The first game Saturday afternoon started off normal enough, with each team only sending one player to the box to serve a standard 2-minute checking penalty.
Wisconsin capitalized on its power play as junior forward Blayre Turnbull re-directed a pass from defender Courtney Burke into the back of the net. That was the first of the two power-play goals Wisconsin would score Saturday, sending a message to UMD that if they were to stay in the game, they had better keep it five-on-five.
Head coach Mark Johnson talked more about the success his team saw on the power play, and the attitude it had going into five-on-four situations.
“On the power play, it’s about chemistry and personnel and trying to create some opportunities depending on what the other team is doing with their penalty kill,” Johnson explained. “You’ve got to read what the other team is doing and create some two-on-one situations.”
There were a total of nine penalties in the first game of the series, six coming from the Bulldogs and three belonging to the Badgers. Discipline seemed to pay off in the end though, as UW walked away with the 3-1 victory.
Coach Johnson mentioned how running a tight penalty kill is the key in games like Saturday’s, where much of the 60 minutes is played shorthanded for one team or the other, and how that penalty kill revolves around the work done between the pipes.
“With your penalty kill, if your goaltending is good, and we’ve had good goaltending all year, it helps break down the other team’s scoring opportunities,” Johnson said.
If the Badgers hadn’t been surprised by how Saturday’s game went, then surely Sunday’s got that reaction from them.
The Bulldogs were thrown in the penalty box four times in the first period alone for interference, cross-checking and twice for roughing.
Freshman forward Sarah Nurse discussed how her teammates stayed disciplined as UMD continued to test their patience in the first 20 minutes.
“We battle hard against each other, and tempers flare, but I thought we did a great job of keeping our composure,” Nurse said. “They kind of lost it a little bit but I thought we kept it under control.”

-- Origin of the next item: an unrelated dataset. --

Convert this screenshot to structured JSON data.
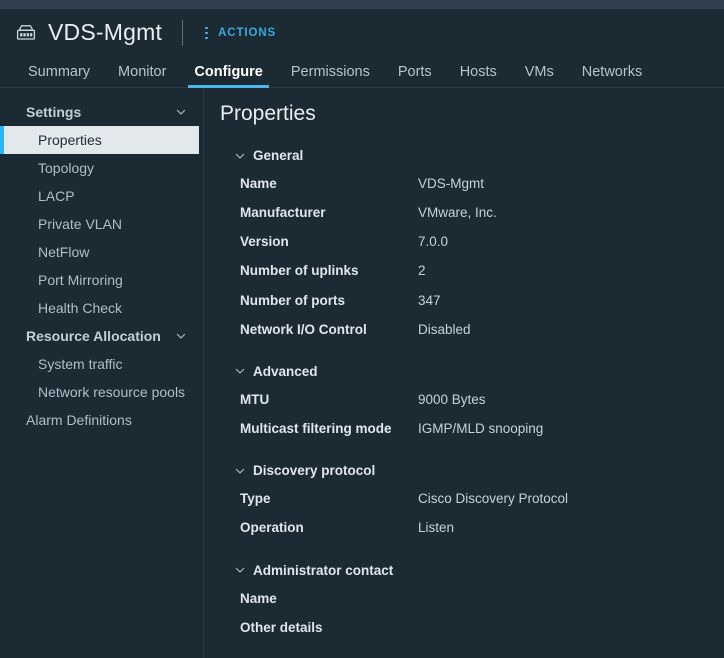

But as the Bulldogs started the second period with another penalty right off the bat, Wisconsin had finally had enough. Senior forward Madison Packer earned two major penalties after an encounter with an opponent, one lasting five minutes for checking from behind, and the other a 10-minute game misconduct.
Senior goalie Alex Rigsby chose to see the positive in the situation, though, explaining that killing off a major penalty helped her team to re-energize and play a little harder.
The peak of the excitement came five minutes later, though, when Rigsby and UMD forward Meghan Huertas got into it down by the Wisconsin net. Huertas was given two separate penalties for roughing, and Rigsby received an unexpected one herself.
“She just kept pushing me,” Rigsby said of the encounter. “I wasn’t expecting to get a penalty because I didn’t retaliate.”
Things finally settled down after the chaotic second period, with only two penalties being given out in the third, one to each team, when the Badgers added one more goal to their score for a final of 2-0.
Wisconsin has the least amount of penalty minutes of any team in the nation so far this year, averaging just under seven minutes of penalty kill per game, only a third of what the Badgers racked up in total Sunday afternoon. But Johnson explained how it isn’t that uncommon in hockey games for a team to see a long stretch of killing of penalties after having multiple powerplays.
“Generally what you’ll see is when one team gets multiple powerplays in a row, like we got in the first period, they call it the Marble Theory, the marbles go from one pocket to the other, and you know the other is going to get some powerplays too,” Johnson said.
Despite all the marble-hand-changing and time spent in the box, UW seemed happy with the outcome of the weekend, having earned a series sweep against a top competitor.
“It was a huge victory for us today,” Rigsby said. “I don’t think we’ve had a clean sweep against them in a few years. It was really rewarding.”